COLUMBUS, Ohio (AP) — As fans of Star Wars are packing American theaters, the Justice Department and several states are investigating alleged antitrust violations by the country's biggest movie theater chains, according to securities filings and the Ohio attorney general.
AMC and Cinemark both acknowledged investigative demands by the government in recent SEC quarterly filings.
Last month, AMC also acknowledged similar requests from Ohio, Florida, Kansas, New York, Texas, Washington and the District of Columbia.
The government wants documents related to potentially anticompetitive conduct, "including film clearances and participation in certain joint ventures," AMC said in a Nov. 4 SEC filing. The company said it may receive similar requests from other jurisdictions.
"The Company does not believe it has violated federal or state antitrust laws and is cooperating with the relevant governmental authorities," AMC said in the SEC filing.
The Justice Department declined to comment.
Ohio Attorney General Mike DeWine said Thursday his office was the first among 10 jurisdictions examining whether AMC, Cinemark and Regal have taken action to keep competitors and new theaters out of the market.
At issue is so-called exclusionary conduct by AMC, Cinemark and Regal that would limit consumers' choices and stifle innovation, DeWine said. The investigation is looking at whether the chains have tried to thwart independent movie theaters and nonprofit film centers, among others, said DeWine spokesman Dan Tierney.

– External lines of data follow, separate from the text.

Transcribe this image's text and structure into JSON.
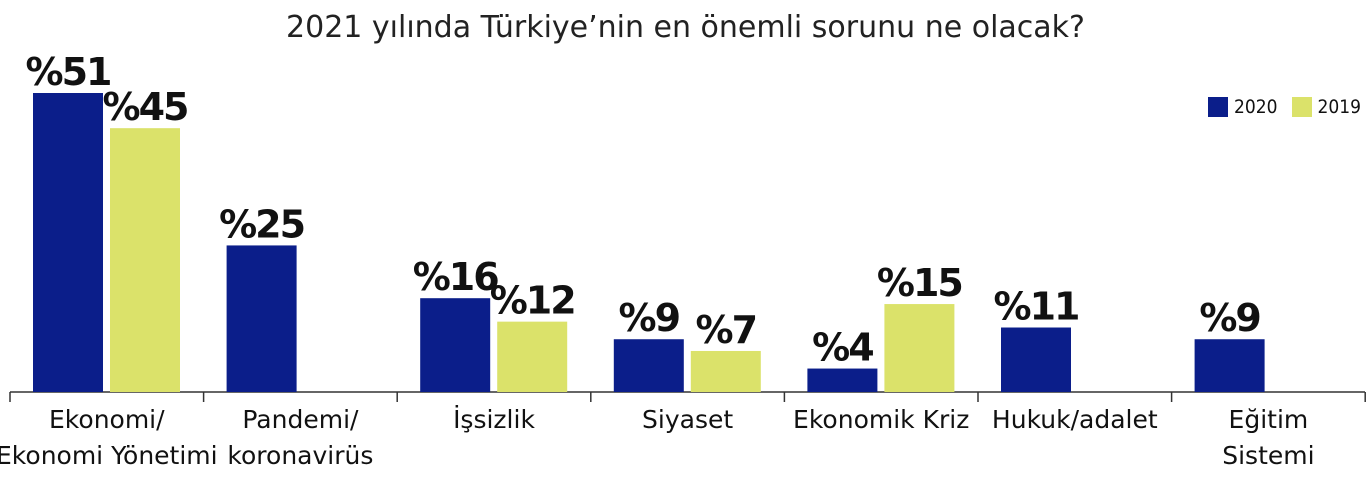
{
  "chart_data": {
    "type": "bar",
    "title": "2021 yılında Türkiye’nin en önemli sorunu ne olacak?",
    "categories": [
      [
        "Ekonomi/",
        "Ekonomi Yönetimi"
      ],
      [
        "Pandemi/",
        "koronavirüs"
      ],
      [
        "İşsizlik"
      ],
      [
        "Siyaset"
      ],
      [
        "Ekonomik Kriz"
      ],
      [
        "Hukuk/adalet"
      ],
      [
        "Eğitim",
        "Sistemi"
      ]
    ],
    "series": [
      {
        "name": "2020",
        "color": "#0b1e8a",
        "values": [
          51,
          25,
          16,
          9,
          4,
          11,
          9
        ],
        "labels": [
          "%51",
          "%25",
          "%16",
          "%9",
          "%4",
          "%11",
          "%9"
        ]
      },
      {
        "name": "2019",
        "color": "#dbe26a",
        "values": [
          45,
          null,
          12,
          7,
          15,
          null,
          null
        ],
        "labels": [
          "%45",
          "",
          "%12",
          "%7",
          "%15",
          "",
          ""
        ]
      }
    ],
    "ylim": [
      0,
      52
    ],
    "grid": false,
    "legend_position": "top-right"
  }
}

"All businesses should have a fair chance to compete," DeWine said. "We're investigating the movie theater chains because of concerns that smaller, independent businesses have been unfairly pushed out of the market."
Messages seeking comment were left with Leawood, Kansas-based AMC Entertainment Holdings Inc.; Plano, Texas-based Cinemark Holdings Inc.; and Knoxville, Tennessee-based Regal Entertainment Group.